Le foulard sert souvent de baromètre de la vie politique.  Avec l'assouplissement du régime sous la présidence de Mohammad Khatami (1997-2005), les contrôles de la police des moeurs se relâchent.  Mais au lendemain de son élection en 2005, son successeur Mahmoud Ahmadinejad se sent obligé de donner des gages à sa base et à ses parrains ultraconservateurs.  Les patrouilles qui sanctionnent les femmes dont les mèches de cheveux dépassent trop du foulard se multiplient.  

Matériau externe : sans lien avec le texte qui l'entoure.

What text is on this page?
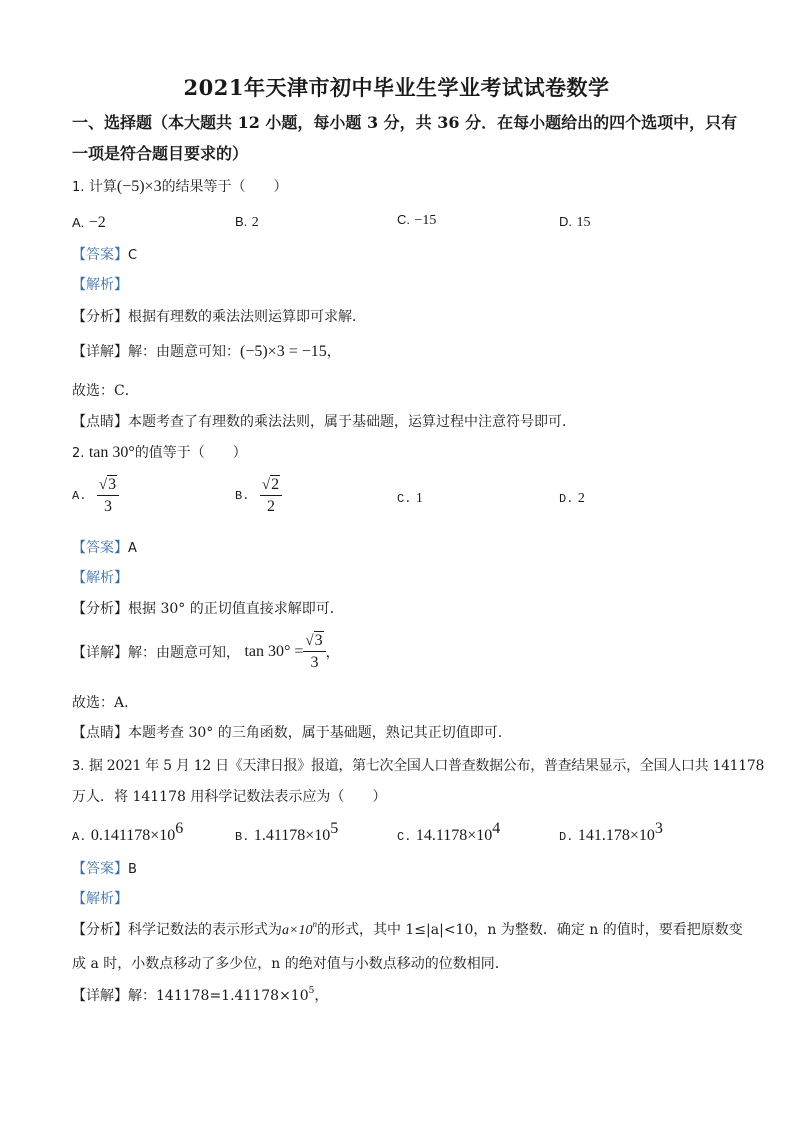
2021年天津市初中毕业生学业考试试卷数学
一、选择题（本大题共 12 小题，每小题 3 分，共 36 分．在每小题给出的四个选项中，只有
一项是符合题目要求的）
1. 计算(−5)×3的结果等于（　　）
A. −2	B. 2	C. −15	D. 15
【答案】C
【解析】
【分析】根据有理数的乘法法则运算即可求解．
【详解】解：由题意可知：(−5)×3 = −15，
故选：C．
【点睛】本题考查了有理数的乘法法则，属于基础题，运算过程中注意符号即可．
2. tan 30°的值等于（　　）
A. $\frac{√3}{3}$	B. $\frac{√2}{2}$	C. 1	D. 2
【答案】A
【解析】
【分析】根据 30° 的正切值直接求解即可．
【详解】解：由题意可知， $\tan 30^\circ = \frac{√3}{3}$ ，
故选：A．
【点睛】本题考查 30° 的三角函数，属于基础题，熟记其正切值即可．
3. 据 2021 年 5 月 12 日《天津日报》报道，第七次全国人口普查数据公布，普查结果显示，全国人口共 141178
万人．将 141178 用科学记数法表示应为（　　）
A. $0.141178\times 10^6$	B. $1.41178\times 10^5$	C. $14.1178\times 10^4$	D. $141.178\times 10^3$
【答案】B
【解析】
【分析】科学记数法的表示形式为$a\times 10^n$的形式，其中 1≤|a|<10，n 为整数．确定 n 的值时，要看把原数变
成 a 时，小数点移动了多少位，n 的绝对值与小数点移动的位数相同．
【详解】解：$141178=1.41178\times 10^5$，
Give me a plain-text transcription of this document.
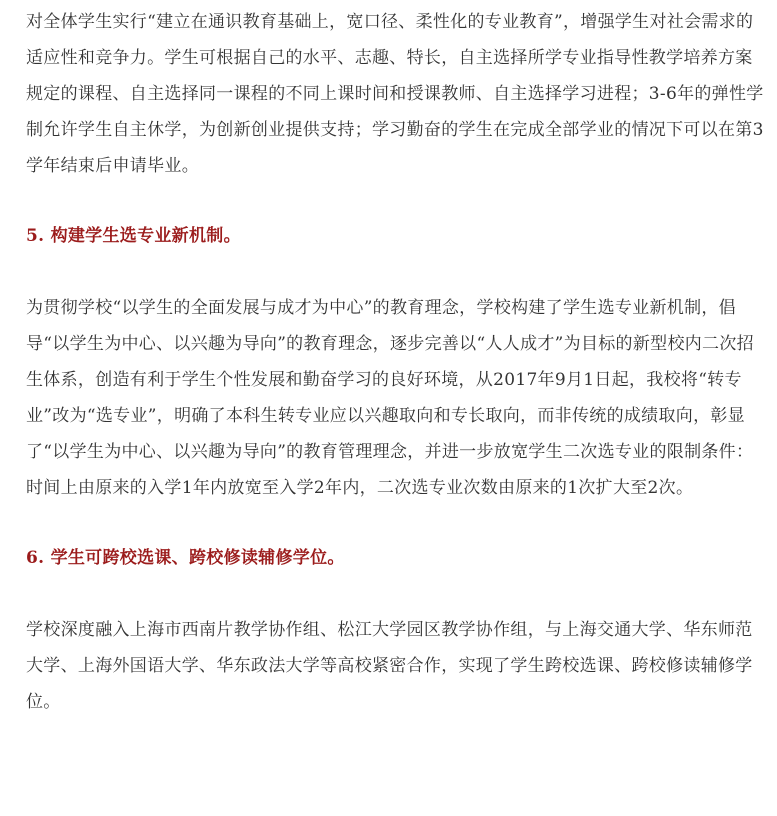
对全体学生实行“建立在通识教育基础上，宽口径、柔性化的专业教育”，增强学生对社会需求的适应性和竞争力。学生可根据自己的水平、志趣、特长，自主选择所学专业指导性教学培养方案规定的课程、自主选择同一课程的不同上课时间和授课教师、自主选择学习进程；3-6年的弹性学制允许学生自主休学，为创新创业提供支持；学习勤奋的学生在完成全部学业的情况下可以在第3学年结束后申请毕业。

5. 构建学生选专业新机制。

为贯彻学校“以学生的全面发展与成才为中心”的教育理念，学校构建了学生选专业新机制，倡导“以学生为中心、以兴趣为导向”的教育理念，逐步完善以“人人成才”为目标的新型校内二次招生体系，创造有利于学生个性发展和勤奋学习的良好环境，从2017年9月1日起，我校将“转专业”改为“选专业”，明确了本科生转专业应以兴趣取向和专长取向，而非传统的成绩取向，彰显了“以学生为中心、以兴趣为导向”的教育管理理念，并进一步放宽学生二次选专业的限制条件：时间上由原来的入学1年内放宽至入学2年内，二次选专业次数由原来的1次扩大至2次。

6. 学生可跨校选课、跨校修读辅修学位。

学校深度融入上海市西南片教学协作组、松江大学园区教学协作组，与上海交通大学、华东师范大学、上海外国语大学、华东政法大学等高校紧密合作，实现了学生跨校选课、跨校修读辅修学位。
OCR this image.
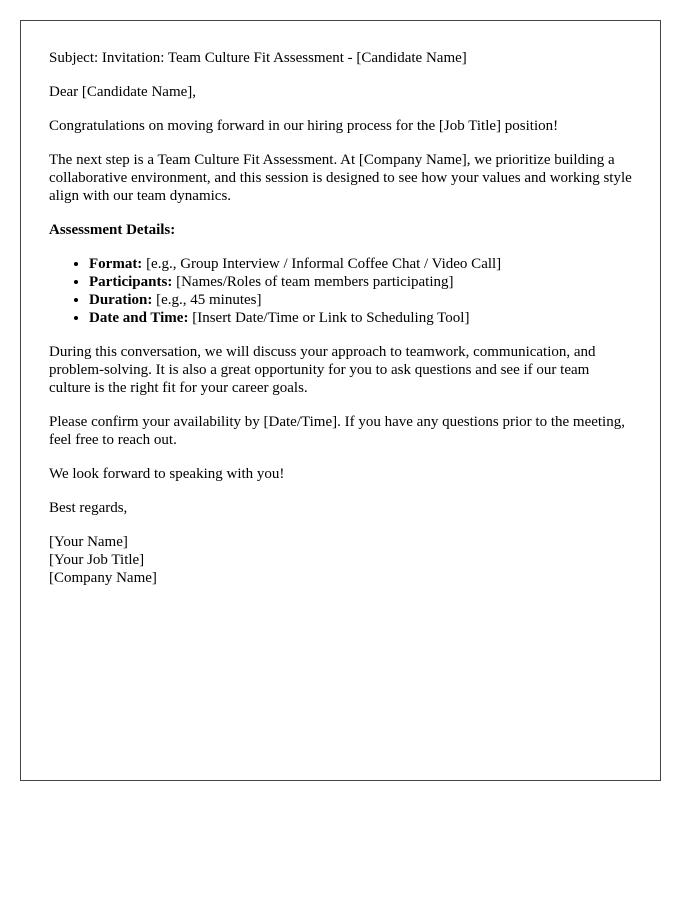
Subject: Invitation: Team Culture Fit Assessment - [Candidate Name]

Dear [Candidate Name],

Congratulations on moving forward in our hiring process for the [Job Title] position!

The next step is a Team Culture Fit Assessment. At [Company Name], we prioritize building a collaborative environment, and this session is designed to see how your values and working style align with our team dynamics.

Assessment Details:

• Format: [e.g., Group Interview / Informal Coffee Chat / Video Call]
• Participants: [Names/Roles of team members participating]
• Duration: [e.g., 45 minutes]
• Date and Time: [Insert Date/Time or Link to Scheduling Tool]

During this conversation, we will discuss your approach to teamwork, communication, and problem-solving. It is also a great opportunity for you to ask questions and see if our team culture is the right fit for your career goals.

Please confirm your availability by [Date/Time]. If you have any questions prior to the meeting, feel free to reach out.

We look forward to speaking with you!

Best regards,

[Your Name]

[Your Job Title]

[Company Name]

Pourtant, quand au cours de son second mandat, le dirigeant populiste entre en conflit avec le Guide de la révolution et le Parlement, il change de discours et tente de séduire la jeunesse.   Ahmadinejad réclame qu'on cesse les actions répressives destinées à faire respecter le port du voile.  "D'une façon générale, en période électorale, ou quand les tensions sociales montent, les contrôles sont allégés", souligne Azadeh Kian. 

 

Quant à l'actuel président, Hassan Rohani, qui a nommé des femmes gouverneures, il a reconnu, en avril 2017, qu'il "existe toujours des insuffisances dans les droits des femmes et l'égalité entre les sexes".  Une manifestation -non autorisée- contre les femmes mal voilées a rassemblé à peine 4 000 personnes à Téhéran en mai 2014.   Commmentaire du gouverneur de la province: "Ceux qui contestent les atteintes à la vertu ne devraient pas eux-mêmes s'abstenir de respecter la loi"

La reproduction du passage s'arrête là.